Serbest ve güdümlü kalkınma modellerini savunanlar arasındaki ideolojik savaşlar çağımıza egemen oldu. Kimi gözlemcilere göre, Kore´de başlayan Üçüncü Dünya Savaşı -düşman cephesinde değil de- vatan cephelerinde sonuçlanacak. Değişen toplumlar belli bir ülküde birleşip bütünleşirken, öteki cephelerde bölünüp çözülüyorlar. Geri kalmış ülkeler, endüstrileşmiş Batı ile aralarındaki teknoloji uçurumunu kapatmak için Batılılaşırken; teknoloji devriminin bol tüketim aşamasına ulaşmış refah toplumları, kültürel geri kalmışlık diye bildikleri yabancılaşma sorunlarının çözümünü Doğu kültürlerinde arıyorlar.

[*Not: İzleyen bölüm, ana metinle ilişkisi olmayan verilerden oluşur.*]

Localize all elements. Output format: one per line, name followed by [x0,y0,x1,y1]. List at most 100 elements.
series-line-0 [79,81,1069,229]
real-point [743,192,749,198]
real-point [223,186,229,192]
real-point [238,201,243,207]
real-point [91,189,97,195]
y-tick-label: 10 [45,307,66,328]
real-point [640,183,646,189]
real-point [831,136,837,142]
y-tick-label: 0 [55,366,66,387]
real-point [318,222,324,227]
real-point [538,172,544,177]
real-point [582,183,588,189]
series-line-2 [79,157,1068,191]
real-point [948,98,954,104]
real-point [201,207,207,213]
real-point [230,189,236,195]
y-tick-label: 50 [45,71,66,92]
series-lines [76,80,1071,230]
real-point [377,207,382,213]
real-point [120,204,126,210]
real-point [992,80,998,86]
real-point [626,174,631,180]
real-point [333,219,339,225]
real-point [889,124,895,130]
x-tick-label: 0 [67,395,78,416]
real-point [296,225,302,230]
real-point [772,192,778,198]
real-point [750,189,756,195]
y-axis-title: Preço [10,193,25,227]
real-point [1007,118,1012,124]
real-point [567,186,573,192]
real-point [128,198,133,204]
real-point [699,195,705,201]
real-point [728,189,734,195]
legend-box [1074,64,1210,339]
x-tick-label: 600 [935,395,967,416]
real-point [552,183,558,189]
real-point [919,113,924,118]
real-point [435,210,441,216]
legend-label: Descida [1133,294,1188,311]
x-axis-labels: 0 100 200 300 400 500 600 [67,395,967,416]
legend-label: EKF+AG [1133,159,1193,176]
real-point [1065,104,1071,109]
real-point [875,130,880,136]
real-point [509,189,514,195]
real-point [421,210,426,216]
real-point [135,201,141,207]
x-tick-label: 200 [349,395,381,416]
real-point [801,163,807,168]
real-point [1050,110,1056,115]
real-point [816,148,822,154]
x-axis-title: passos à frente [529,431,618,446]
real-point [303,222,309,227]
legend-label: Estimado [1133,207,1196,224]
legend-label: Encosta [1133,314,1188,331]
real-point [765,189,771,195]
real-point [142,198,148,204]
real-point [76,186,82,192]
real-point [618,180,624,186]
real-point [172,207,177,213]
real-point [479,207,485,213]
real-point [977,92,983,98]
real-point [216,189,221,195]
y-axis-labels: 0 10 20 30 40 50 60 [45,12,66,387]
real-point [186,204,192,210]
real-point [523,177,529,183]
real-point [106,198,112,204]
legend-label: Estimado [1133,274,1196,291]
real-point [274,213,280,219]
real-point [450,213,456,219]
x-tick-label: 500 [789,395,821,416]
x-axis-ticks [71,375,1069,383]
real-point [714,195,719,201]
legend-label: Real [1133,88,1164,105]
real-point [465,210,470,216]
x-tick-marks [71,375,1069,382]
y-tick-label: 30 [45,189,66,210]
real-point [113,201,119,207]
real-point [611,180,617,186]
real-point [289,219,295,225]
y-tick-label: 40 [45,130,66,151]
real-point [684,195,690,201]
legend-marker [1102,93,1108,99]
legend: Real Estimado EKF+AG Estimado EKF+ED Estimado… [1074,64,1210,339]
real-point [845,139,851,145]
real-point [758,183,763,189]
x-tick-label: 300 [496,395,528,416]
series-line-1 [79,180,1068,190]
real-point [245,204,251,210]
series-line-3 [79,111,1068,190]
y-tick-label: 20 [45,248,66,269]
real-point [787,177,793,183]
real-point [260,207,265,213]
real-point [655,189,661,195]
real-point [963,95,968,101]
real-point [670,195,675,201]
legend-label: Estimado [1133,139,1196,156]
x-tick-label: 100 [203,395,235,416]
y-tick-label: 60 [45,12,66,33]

Varlıklısı yoksulu, Batılısı Doğulusu, gelişmişi gelişmekte olanı, sömürgeci ülkeleri ve siyah Afrika´nın genç ulusları ile tüm insan dünyası, büyük değişme sorunlarının ağırlığı altında ezilip gidiyor. Bu koşullar içinde, bilgi, tutum ve davranış ayrılıklarının ideolojik kutuplaşması, sıcak ve soğuk savaşlar kaçınılmaz oluyor. Bazı tarihçiler, olup bitenlere kısa fakat çarpıcı bir ad koymuşlar: Bunalım Çağı. Bunalım çağını bilim ve teknoloji yarattı. Bunalımın çözümü yine bilim ve teknolojiden bekleniyor. İyimserlere göre bunalım bitecek ve barış gelecek. Kimi sosyal bilimcilere göreyse toplumun ve uygarlığın temelinde çelişki ve çatışma var, bunalım hep sürüp gidecek insanla birlikte.